On 03/22, Linus Torvalds wrote:
> On Tue, Mar 22, 2022 at 5:34 PM Tim Murray <timmurray@xxxxxxxxxx> wrote:
> >
> > AFAICT, what's happening is that rwsem_down_read_slowpath
> > modifies sem->count to indicate that there's a pending reader while
> > f2fs_ckpt holds the write lock, and when f2fs_ckpt releases the write
> > lock, it wakes pending readers and hands the lock over to readers.
> > This means that any subsequent attempt to grab the write lock from
> > f2fs_ckpt will stall until the newly-awakened reader releases the read
> > lock, which depends on the readers' arbitrarily long scheduling
> > delays.
>
> Ugh.
>
> So I'm looking at some of this, and you have things like this:
>
> f2fs_down_read(&F2FS_I(inode)->i_sem);
> cp_reason = need_do_checkpoint(inode);
> f2fs_up_read(&F2FS_I(inode)->i_sem);
>
> which really doesn't seem to want a sleeping lock at all.
>
> In fact, it's not clear that it has any business serializing with IO
> at all. It seems to just check very basic inode state. Very strange.
> It's the kind of thing that the VFS layer tends to use te i_lock
> *spinlock* for.

Um.. let me check this i_sem, introduced by
d928bfbfe77a ("f2fs: introduce fi->i_sem to protect fi's info").

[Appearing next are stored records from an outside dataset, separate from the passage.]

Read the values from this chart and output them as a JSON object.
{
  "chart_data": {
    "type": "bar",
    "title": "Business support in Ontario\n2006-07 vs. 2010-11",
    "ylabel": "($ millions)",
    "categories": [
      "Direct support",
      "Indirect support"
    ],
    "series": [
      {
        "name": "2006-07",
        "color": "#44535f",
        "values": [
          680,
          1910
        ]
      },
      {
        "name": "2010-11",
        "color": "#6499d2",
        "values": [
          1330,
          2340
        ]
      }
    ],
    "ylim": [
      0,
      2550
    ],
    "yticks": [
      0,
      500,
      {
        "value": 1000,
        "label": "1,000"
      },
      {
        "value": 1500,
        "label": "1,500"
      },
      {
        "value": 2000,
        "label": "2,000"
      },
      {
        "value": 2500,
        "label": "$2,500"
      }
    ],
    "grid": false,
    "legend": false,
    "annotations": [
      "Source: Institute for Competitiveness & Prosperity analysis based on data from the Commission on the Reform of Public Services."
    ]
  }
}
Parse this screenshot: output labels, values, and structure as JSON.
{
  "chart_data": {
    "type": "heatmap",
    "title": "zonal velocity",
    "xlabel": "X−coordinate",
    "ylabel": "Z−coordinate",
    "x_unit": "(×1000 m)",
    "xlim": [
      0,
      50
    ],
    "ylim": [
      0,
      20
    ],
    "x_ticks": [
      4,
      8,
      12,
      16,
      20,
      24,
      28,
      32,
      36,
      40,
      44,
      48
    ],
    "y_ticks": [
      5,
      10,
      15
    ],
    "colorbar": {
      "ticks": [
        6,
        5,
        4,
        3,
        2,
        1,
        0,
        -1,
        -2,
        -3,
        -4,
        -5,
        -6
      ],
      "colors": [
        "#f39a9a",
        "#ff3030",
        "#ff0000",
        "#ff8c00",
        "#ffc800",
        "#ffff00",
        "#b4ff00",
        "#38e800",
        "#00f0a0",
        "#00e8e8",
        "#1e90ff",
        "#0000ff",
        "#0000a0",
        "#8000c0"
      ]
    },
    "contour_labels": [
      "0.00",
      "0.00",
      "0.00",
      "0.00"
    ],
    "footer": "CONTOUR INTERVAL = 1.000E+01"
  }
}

OTOH, I was suspecting the major contetion would be
f2fs_lock_op -> f2fs_down_read(&sbi->cp_rwsem);
, which was used for most of filesystem operations.

And, when we need to do checkpoint, we'd like to block internal operations by
f2fs_lock_all -> f2fs_down_write(&sbi->cp_rwsem);

So, what I expected was giving the highest priority to the checkpoint thread
by grabbing down_write to block all the other readers.

>
> And perhaps equally oddly, then when you do f2fs_issue_checkpoint(),
> _that_ code uses fancy lockless lists.
>
> I'm probably mis-reading it.
>
> Linus